With these factors in mind, the court then turned its attention to the equity holders’ arguments and found that they had not met the high bar necessary to revoke the confirmation order. The court found that the equity holders did not “identify with precision any alleged false representations regarding the requirements of Section 1129 that the debtors made to obtain confirmation of the plan.” Furthermore, the court also found that the equity holders “did not submit any evidence sufficient to show that the debtors’ statements were materially false.”  While the court noted that although the equity holders’ produced some evidence to support their position, their evidence was “not persuasive evidence to prove the value of the debtors’ remaining IP assets at the time of the confirmation, let alone that such value exceeded the amounts of claims senior to equity interests such that equity holders were entitled to obtain a recovery in these cases.” Furthermore, the court expressly found that the value of these assets “was determined by the marketplace after an open and fair sale process overseen by the court” and “[that this] valuation method was the ‘gold standard.’” While the sales did not yield the value the debtors and stakeholders had hoped, the court noted that in light of the sale process, the market itself determined that there simply was not enough value in the estates to allow the debtors’ equity holders to obtain a recovery. Although the court noted that this was “unfortunate,” it was not enough to revoke the confirmation order.
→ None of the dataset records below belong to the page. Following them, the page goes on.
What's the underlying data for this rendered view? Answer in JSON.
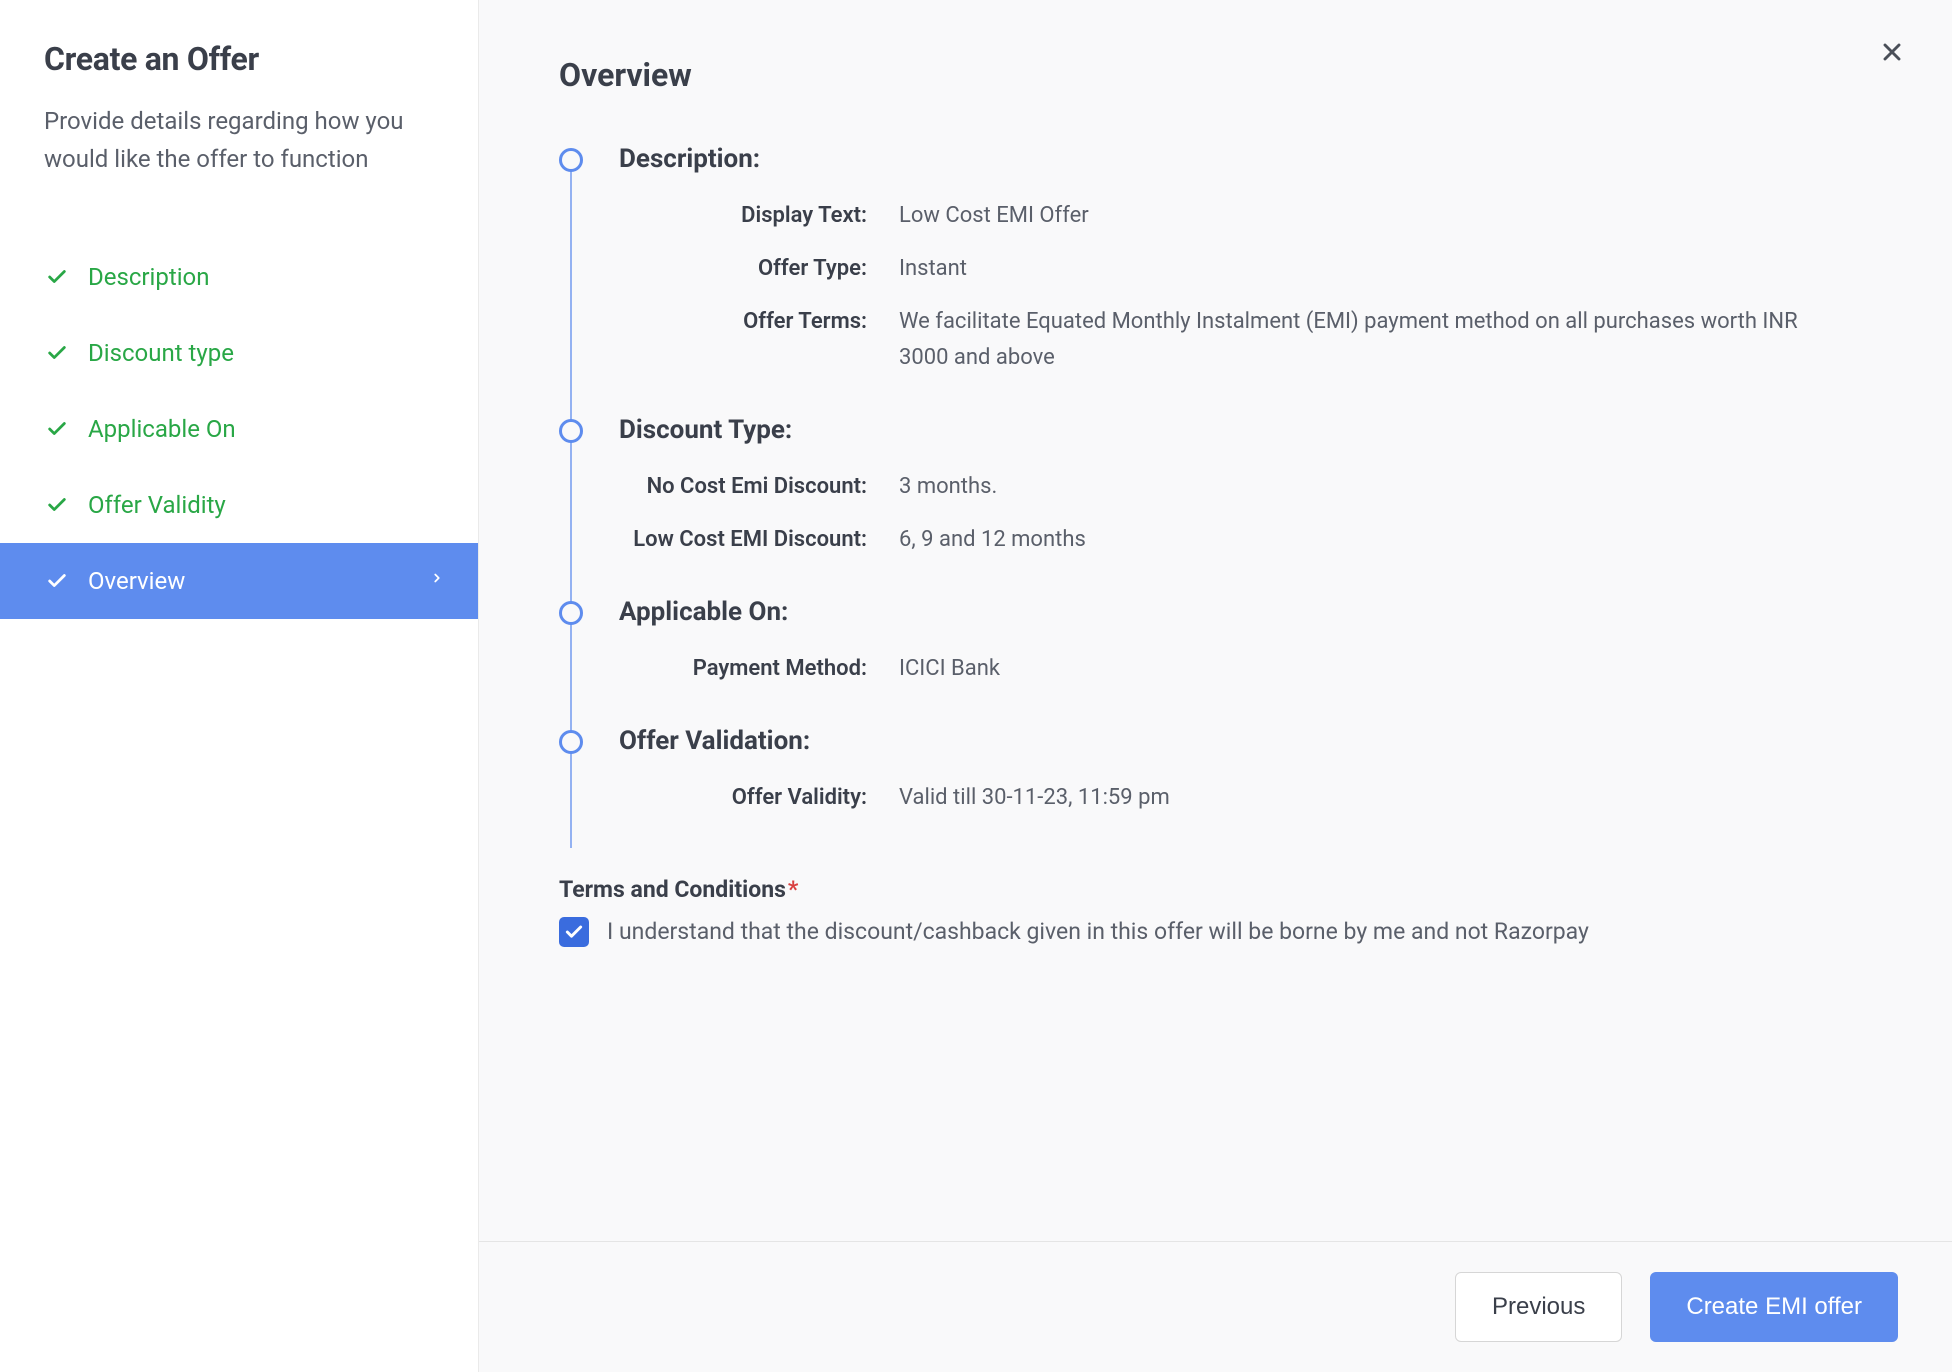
{
  "sidebar": {
    "title": "Create an Offer",
    "description": "Provide details regarding how you would like the offer to function",
    "nav": [
      {
        "label": "Description"
      },
      {
        "label": "Discount type"
      },
      {
        "label": "Applicable On"
      },
      {
        "label": "Offer Validity"
      },
      {
        "label": "Overview"
      }
    ]
  },
  "main": {
    "title": "Overview",
    "sections": {
      "description": {
        "title": "Description:",
        "display_text_label": "Display Text:",
        "display_text_value": "Low Cost EMI Offer",
        "offer_type_label": "Offer Type:",
        "offer_type_value": "Instant",
        "offer_terms_label": "Offer Terms:",
        "offer_terms_value": "We facilitate Equated Monthly Instalment (EMI) payment method on all purchases worth INR 3000 and above"
      },
      "discount_type": {
        "title": "Discount Type:",
        "no_cost_label": "No Cost Emi Discount:",
        "no_cost_value": "3 months.",
        "low_cost_label": "Low Cost EMI Discount:",
        "low_cost_value": "6, 9 and 12 months"
      },
      "applicable_on": {
        "title": "Applicable On:",
        "payment_method_label": "Payment Method:",
        "payment_method_value": "ICICI Bank"
      },
      "offer_validation": {
        "title": "Offer Validation:",
        "validity_label": "Offer Validity:",
        "validity_value": "Valid till 30-11-23, 11:59 pm"
      }
    },
    "terms": {
      "title": "Terms and Conditions",
      "checkbox_text": "I understand that the discount/cashback given in this offer will be borne by me and not Razorpay",
      "checked": true
    }
  },
  "footer": {
    "previous": "Previous",
    "create": "Create EMI offer"
  }
}
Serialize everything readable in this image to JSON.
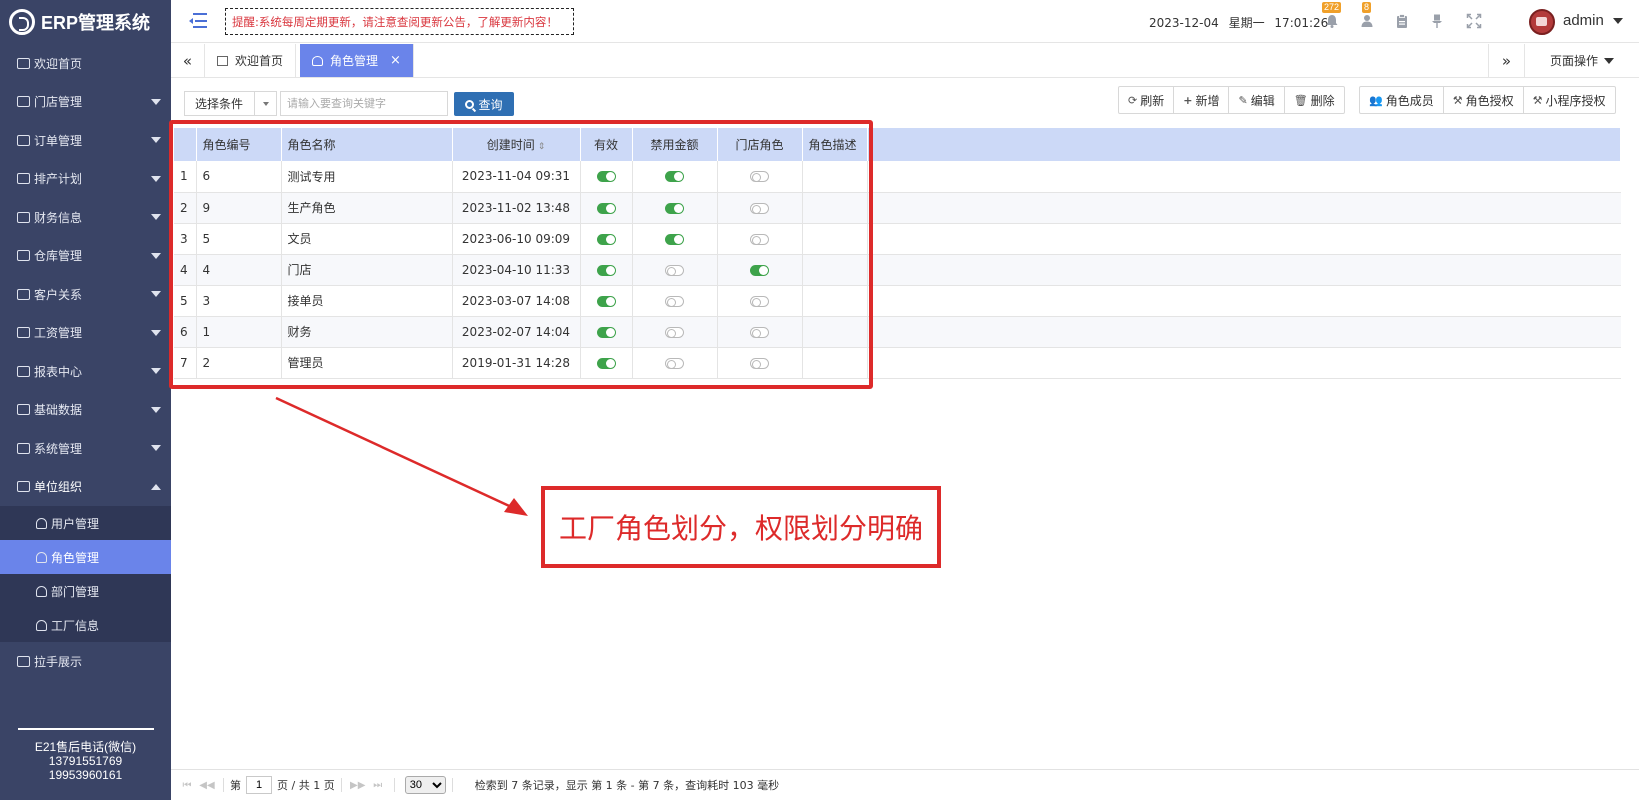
{
  "app": {
    "title": "ERP管理系统"
  },
  "header": {
    "notice": "提醒:系统每周定期更新，请注意查阅更新公告，了解更新内容！",
    "date": "2023-12-04",
    "weekday": "星期一",
    "time": "17:01:26",
    "notifications_count": "272",
    "users_count": "8",
    "username": "admin"
  },
  "sidebar": {
    "items": [
      {
        "label": "欢迎首页",
        "icon": "home-icon",
        "expandable": false
      },
      {
        "label": "门店管理",
        "icon": "store-icon",
        "expandable": true
      },
      {
        "label": "订单管理",
        "icon": "document-icon",
        "expandable": true
      },
      {
        "label": "排产计划",
        "icon": "document-icon",
        "expandable": true
      },
      {
        "label": "财务信息",
        "icon": "ledger-icon",
        "expandable": true
      },
      {
        "label": "仓库管理",
        "icon": "warehouse-icon",
        "expandable": true
      },
      {
        "label": "客户关系",
        "icon": "users-icon",
        "expandable": true
      },
      {
        "label": "工资管理",
        "icon": "ledger-icon",
        "expandable": true
      },
      {
        "label": "报表中心",
        "icon": "report-icon",
        "expandable": true
      },
      {
        "label": "基础数据",
        "icon": "monitor-icon",
        "expandable": true
      },
      {
        "label": "系统管理",
        "icon": "monitor-icon",
        "expandable": true
      },
      {
        "label": "单位组织",
        "icon": "user-icon",
        "expandable": true
      }
    ],
    "subitems": [
      {
        "label": "用户管理",
        "icon": "user-icon"
      },
      {
        "label": "角色管理",
        "icon": "user-icon"
      },
      {
        "label": "部门管理",
        "icon": "users-icon"
      },
      {
        "label": "工厂信息",
        "icon": "users-icon"
      }
    ],
    "extra_item": {
      "label": "拉手展示",
      "icon": "store-icon"
    },
    "footer": {
      "hotline": "E21售后电话(微信)",
      "phone1": "13791551769",
      "phone2": "19953960161"
    }
  },
  "tabs": {
    "items": [
      {
        "label": "欢迎首页",
        "icon": "home-icon"
      },
      {
        "label": "角色管理",
        "icon": "user-icon",
        "active": true
      }
    ],
    "page_ops": "页面操作"
  },
  "toolbar": {
    "condition": "选择条件",
    "search_placeholder": "请输入要查询关键字",
    "search_label": "查询",
    "buttons_a": [
      {
        "label": "刷新",
        "icon": "refresh-icon"
      },
      {
        "label": "新增",
        "icon": "plus-icon"
      },
      {
        "label": "编辑",
        "icon": "edit-icon"
      },
      {
        "label": "删除",
        "icon": "trash-icon"
      }
    ],
    "buttons_b": [
      {
        "label": "角色成员",
        "icon": "group-icon"
      },
      {
        "label": "角色授权",
        "icon": "gavel-icon"
      },
      {
        "label": "小程序授权",
        "icon": "gavel-icon"
      }
    ]
  },
  "table": {
    "columns": [
      "角色编号",
      "角色名称",
      "创建时间",
      "有效",
      "禁用金额",
      "门店角色",
      "角色描述"
    ],
    "rows": [
      {
        "index": "1",
        "code": "6",
        "name": "测试专用",
        "created": "2023-11-04 09:31",
        "valid": true,
        "disable_amount": true,
        "store_role": false,
        "desc": ""
      },
      {
        "index": "2",
        "code": "9",
        "name": "生产角色",
        "created": "2023-11-02 13:48",
        "valid": true,
        "disable_amount": true,
        "store_role": false,
        "desc": ""
      },
      {
        "index": "3",
        "code": "5",
        "name": "文员",
        "created": "2023-06-10 09:09",
        "valid": true,
        "disable_amount": true,
        "store_role": false,
        "desc": ""
      },
      {
        "index": "4",
        "code": "4",
        "name": "门店",
        "created": "2023-04-10 11:33",
        "valid": true,
        "disable_amount": false,
        "store_role": true,
        "desc": ""
      },
      {
        "index": "5",
        "code": "3",
        "name": "接单员",
        "created": "2023-03-07 14:08",
        "valid": true,
        "disable_amount": false,
        "store_role": false,
        "desc": ""
      },
      {
        "index": "6",
        "code": "1",
        "name": "财务",
        "created": "2023-02-07 14:04",
        "valid": true,
        "disable_amount": false,
        "store_role": false,
        "desc": ""
      },
      {
        "index": "7",
        "code": "2",
        "name": "管理员",
        "created": "2019-01-31 14:28",
        "valid": true,
        "disable_amount": false,
        "store_role": false,
        "desc": ""
      }
    ]
  },
  "annotation": {
    "callout": "工厂角色划分，权限划分明确",
    "color": "#dd2a2a"
  },
  "pager": {
    "page_prefix": "第",
    "page": "1",
    "page_suffix": "页 / 共 1 页",
    "page_size": "30",
    "summary": "检索到 7 条记录，显示 第 1 条 - 第 7 条，查询耗时 103 毫秒"
  },
  "colors": {
    "sidebar_bg": "#3a4466",
    "accent": "#6a84ea",
    "toggle_on": "#3ea34b",
    "header_row": "#ccd9f7"
  }
}
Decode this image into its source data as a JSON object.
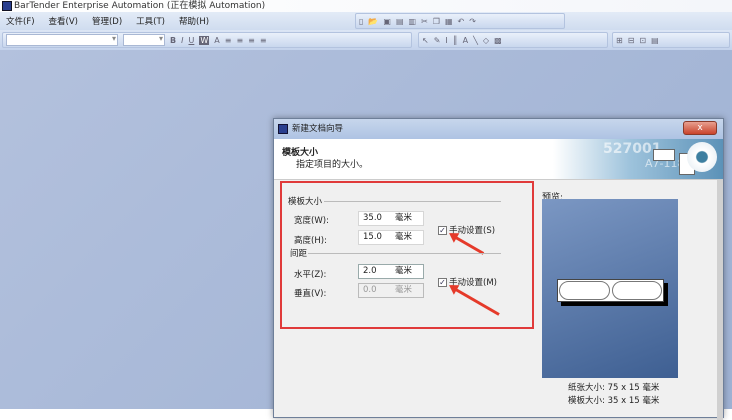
{
  "app": {
    "title": "BarTender Enterprise Automation (正在模拟 Automation)"
  },
  "menu": [
    "文件(F)",
    "查看(V)",
    "管理(D)",
    "工具(T)",
    "帮助(H)"
  ],
  "toolbar": {
    "bold": "B",
    "italic": "I",
    "underline": "U",
    "word": "W",
    "font_color": "A"
  },
  "dialog": {
    "title": "新建文档向导",
    "close": "x",
    "header_title": "模板大小",
    "header_subtitle": "指定项目的大小。",
    "banner_text": [
      "527001",
      "A7-118"
    ],
    "template_group": "模板大小",
    "width_label": "宽度(W):",
    "width_value": "35.0",
    "width_unit": "毫米",
    "height_label": "高度(H):",
    "height_value": "15.0",
    "height_unit": "毫米",
    "manual_size": "手动设置(S)",
    "manual_size_checked": true,
    "spacing_group": "间距",
    "horizontal_label": "水平(Z):",
    "horizontal_value": "2.0",
    "horizontal_unit": "毫米",
    "vertical_label": "垂直(V):",
    "vertical_value": "0.0",
    "vertical_unit": "毫米",
    "manual_spacing": "手动设置(M)",
    "manual_spacing_checked": true,
    "preview_label": "预览:",
    "paper_size": "纸张大小:  75 x 15 毫米",
    "template_size": "模板大小:  35 x 15 毫米"
  }
}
This opinion is a very strong reminder to those representing “out of the money” constituents that, notwithstanding debtors’ prepetition marketing materials, newspaper articles, business models/forecasts, and SEC filings, in bankruptcy things unfortunately can and will happen that ultimately disappoint a lot of people, especially equity holders. Furthermore, absent clear and convincing evidence to demonstrate value, it is almost impossible to second guess a sale process, let alone revoke a confirmation order, and clients’ expectations should be managed accordingly.